1

I have data about investment preferences 1 year before the Covid and during the Covid lockdown.

Some changes appear using simple T-Test. I want to be able to assess if these changes are particularly strong for some specific demographics (e.g., older individuals ($X_1$), individuals with lower income ($X_2$), etc...).

Should I use the initial level of my dependant variable in the regressions? Basically, if I want to use OLS regressions to investigate which independant variable correlate with the change in my dependant variable, which model is preferrable?
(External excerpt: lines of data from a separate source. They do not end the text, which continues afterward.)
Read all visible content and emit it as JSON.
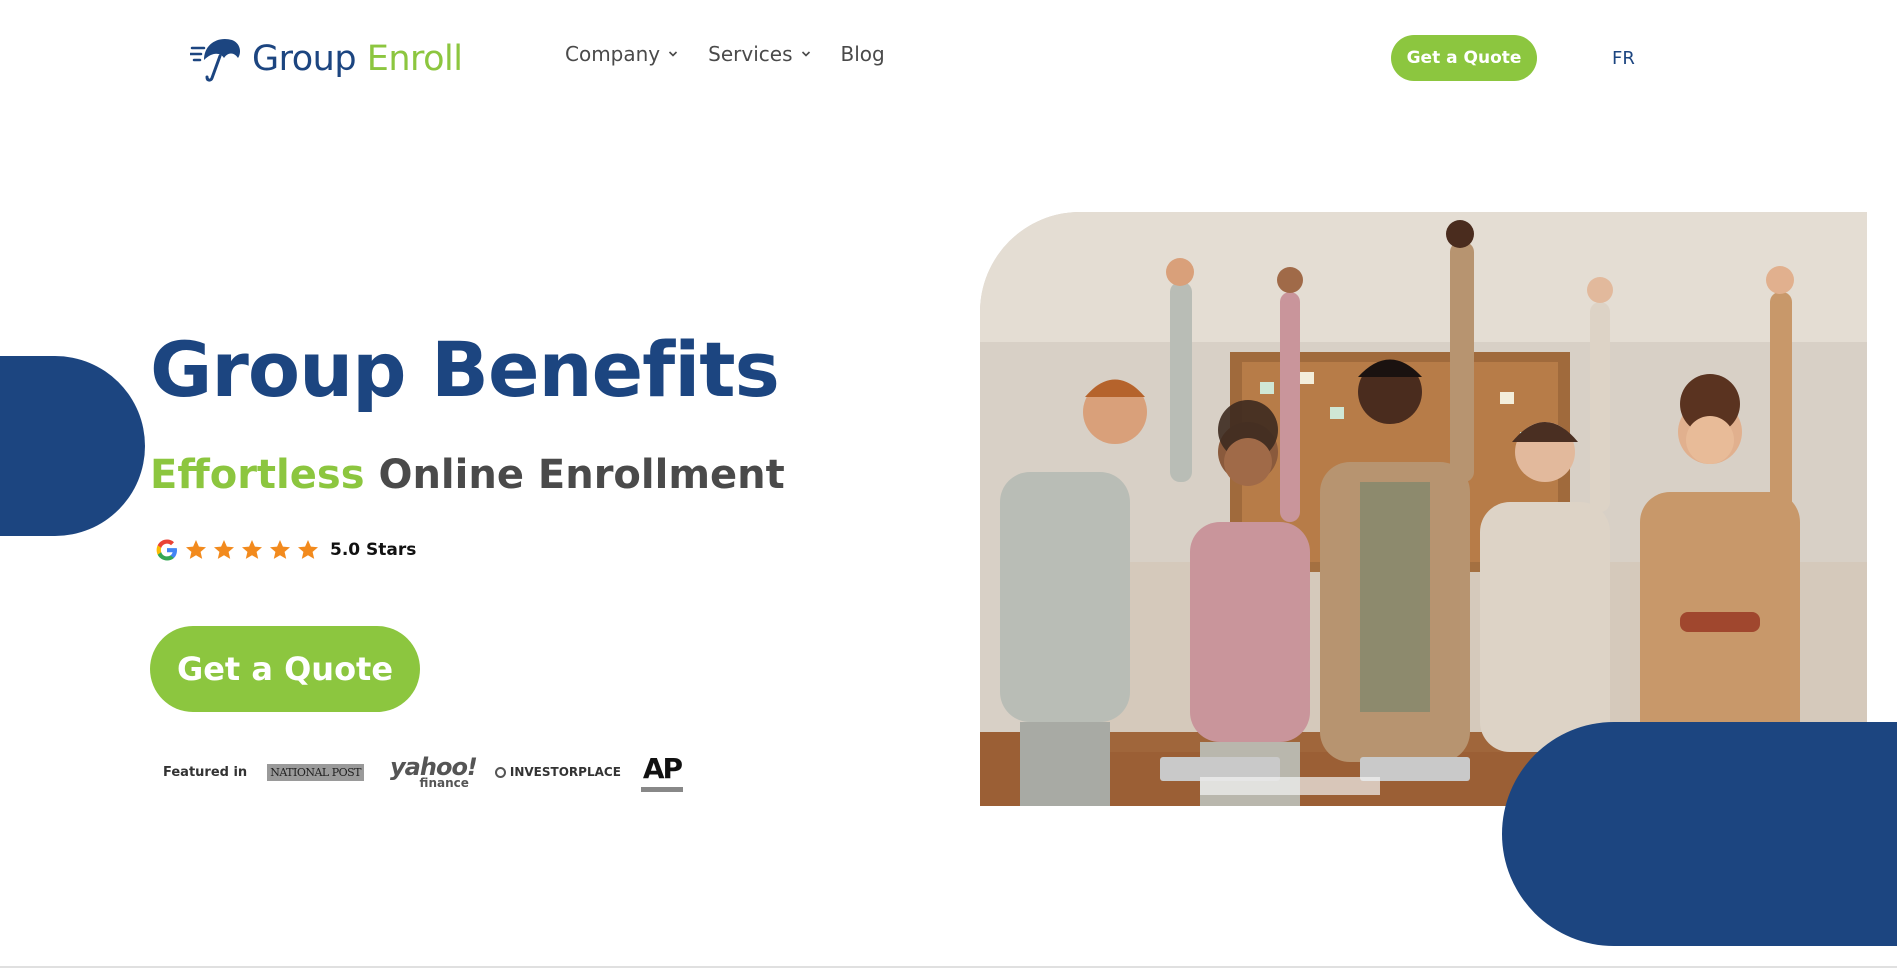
{
  "header": {
    "logo": {
      "word1": "Group",
      "word2": "Enroll",
      "icon": "umbrella-logo-icon"
    },
    "nav": [
      {
        "label": "Company",
        "has_dropdown": true
      },
      {
        "label": "Services",
        "has_dropdown": true
      },
      {
        "label": "Blog",
        "has_dropdown": false
      }
    ],
    "cta_label": "Get a Quote",
    "lang_label": "FR"
  },
  "hero": {
    "title": "Group Benefits",
    "subtitle_green": "Effortless",
    "subtitle_rest": "Online Enrollment",
    "rating": {
      "stars": 5,
      "text": "5.0 Stars",
      "icon": "google-icon"
    },
    "cta_label": "Get a Quote"
  },
  "featured": {
    "label": "Featured in",
    "outlets": [
      {
        "name": "NATIONAL POST"
      },
      {
        "name": "yahoo!",
        "sub": "finance"
      },
      {
        "name": "INVESTORPLACE"
      },
      {
        "name": "AP"
      }
    ]
  },
  "colors": {
    "brand_blue": "#1c4580",
    "brand_green": "#8cc63f",
    "text_grey": "#4a4a4a",
    "star_orange": "#f28a1d"
  }
}
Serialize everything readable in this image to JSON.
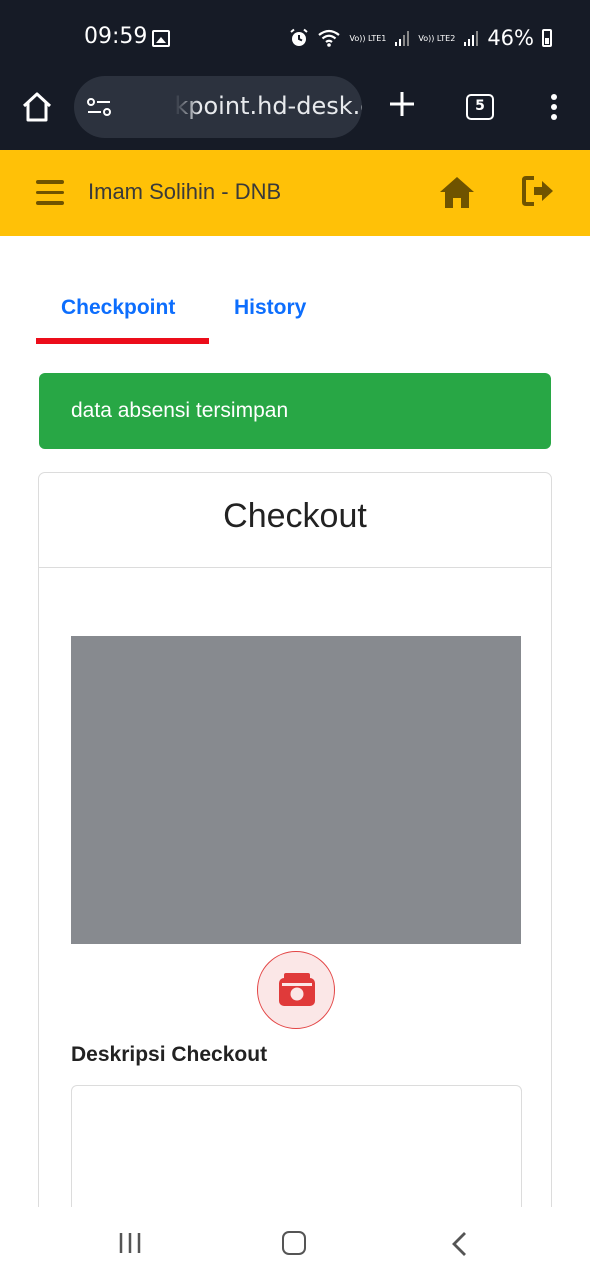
{
  "status_bar": {
    "time": "09:59",
    "battery": "46%",
    "sim1": "Vo)) LTE1",
    "sim2": "Vo)) LTE2",
    "icons": [
      "image-icon",
      "alarm-icon",
      "wifi-icon",
      "signal-icon",
      "battery-icon"
    ]
  },
  "browser": {
    "url": "checkpoint.hd-desk.com",
    "tab_count": "5",
    "icons": [
      "home-icon",
      "site-settings-icon",
      "plus-icon",
      "tabs-icon",
      "menu-icon"
    ]
  },
  "header": {
    "title": "Imam Solihin - DNB",
    "background": "#ffc107",
    "icons": [
      "hamburger-icon",
      "home-icon",
      "logout-icon"
    ]
  },
  "tabs": [
    {
      "label": "Checkpoint",
      "active": true
    },
    {
      "label": "History",
      "active": false
    }
  ],
  "alert": {
    "message": "data absensi tersimpan",
    "color": "#28a745"
  },
  "card": {
    "title": "Checkout",
    "description_label": "Deskripsi Checkout",
    "description_value": "",
    "capture_icon": "camera-icon"
  },
  "nav_bar": {
    "icons": [
      "recents-icon",
      "home-icon",
      "back-icon"
    ]
  }
}
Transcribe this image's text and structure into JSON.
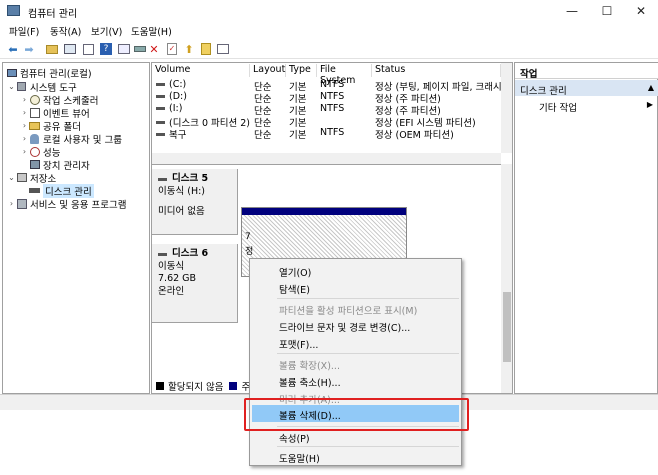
{
  "window": {
    "title": "컴퓨터 관리",
    "controls": {
      "minimize": "—",
      "maximize": "☐",
      "close": "✕"
    }
  },
  "menu": [
    "파일(F)",
    "동작(A)",
    "보기(V)",
    "도움말(H)"
  ],
  "toolbar": {
    "icons": [
      "back-arrow-icon",
      "forward-arrow-icon",
      "up-folder-icon",
      "show-tree-icon",
      "properties-icon",
      "help-icon",
      "view-icon",
      "connect-icon",
      "delete-icon",
      "checklist-icon",
      "export-icon",
      "wizard-icon",
      "console-icon"
    ]
  },
  "tree": {
    "root": "컴퓨터 관리(로컬)",
    "items": [
      {
        "label": "시스템 도구",
        "level": 1,
        "expander": "⌄"
      },
      {
        "label": "작업 스케줄러",
        "level": 2,
        "expander": "›"
      },
      {
        "label": "이벤트 뷰어",
        "level": 2,
        "expander": "›"
      },
      {
        "label": "공유 폴더",
        "level": 2,
        "expander": "›"
      },
      {
        "label": "로컬 사용자 및 그룹",
        "level": 2,
        "expander": "›"
      },
      {
        "label": "성능",
        "level": 2,
        "expander": "›"
      },
      {
        "label": "장치 관리자",
        "level": 2,
        "expander": ""
      },
      {
        "label": "저장소",
        "level": 1,
        "expander": "⌄"
      },
      {
        "label": "디스크 관리",
        "level": 2,
        "expander": "",
        "selected": true
      },
      {
        "label": "서비스 및 응용 프로그램",
        "level": 1,
        "expander": "›"
      }
    ]
  },
  "volumes": {
    "columns": [
      "Volume",
      "Layout",
      "Type",
      "File System",
      "Status"
    ],
    "rows": [
      [
        "(C:)",
        "단순",
        "기본",
        "NTFS",
        "정상 (부팅, 페이지 파일, 크래시 덤"
      ],
      [
        "(D:)",
        "단순",
        "기본",
        "NTFS",
        "정상 (주 파티션)"
      ],
      [
        "(I:)",
        "단순",
        "기본",
        "NTFS",
        "정상 (주 파티션)"
      ],
      [
        "(디스크 0 파티션 2)",
        "단순",
        "기본",
        "",
        "정상 (EFI 시스템 파티션)"
      ],
      [
        "복구",
        "단순",
        "기본",
        "NTFS",
        "정상 (OEM 파티션)"
      ]
    ]
  },
  "disks": [
    {
      "name": "디스크 5",
      "lines": [
        "이동식 (H:)",
        "",
        "미디어 없음"
      ]
    },
    {
      "name": "디스크 6",
      "lines": [
        "이동식",
        "7.62 GB",
        "온라인"
      ]
    }
  ],
  "partition6": {
    "text_top": "7",
    "text_mid": "정"
  },
  "legend": {
    "unallocated": "할당되지 않음",
    "primary_abbrev": "주"
  },
  "actions": {
    "header": "작업",
    "section": "디스크 관리",
    "item": "기타 작업"
  },
  "context_menu": {
    "items": [
      {
        "label": "열기(O)",
        "disabled": false
      },
      {
        "label": "탐색(E)",
        "disabled": false
      },
      {
        "sep": true
      },
      {
        "label": "파티션을 활성 파티션으로 표시(M)",
        "disabled": true
      },
      {
        "label": "드라이브 문자 및 경로 변경(C)...",
        "disabled": false
      },
      {
        "label": "포맷(F)...",
        "disabled": false
      },
      {
        "sep": true
      },
      {
        "label": "볼륨 확장(X)...",
        "disabled": true
      },
      {
        "label": "볼륨 축소(H)...",
        "disabled": false
      },
      {
        "label": "미러 추가(A)...",
        "disabled": true
      },
      {
        "label": "볼륨 삭제(D)...",
        "disabled": false,
        "highlighted": true
      },
      {
        "sep": true
      },
      {
        "label": "속성(P)",
        "disabled": false
      },
      {
        "sep": true
      },
      {
        "label": "도움말(H)",
        "disabled": false
      }
    ]
  },
  "colors": {
    "highlight": "#91c9f7",
    "annotation_box": "#e02020",
    "primary_partition": "#00007d"
  }
}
Model 1 (apparently called Change Score Method): $(Y_2-Y_1)= \beta_1 . X_1+ \beta_2 . X_2 $

Model 2 (apparently called Regressor Variable Method) Score Method): $Y_2= \beta_1 . X_1+ \beta_2 . X_2 + \beta_3 . Y_1 $

Thank you so much for your help - Any reference would also be much appreciated!

L. M.
  • 55
  • 4

1 Answers1

2

Both methods have been used. See here for example. It depends what question you want to answer. If you want to talk mostly about "change" you can use

(Y2-Y1) ~ X1 + X2            # (1)

Basal (Y1) should not be added to above equation as it will always be correlated with difference (Y2-Y1) - see comments below by @EdM and here.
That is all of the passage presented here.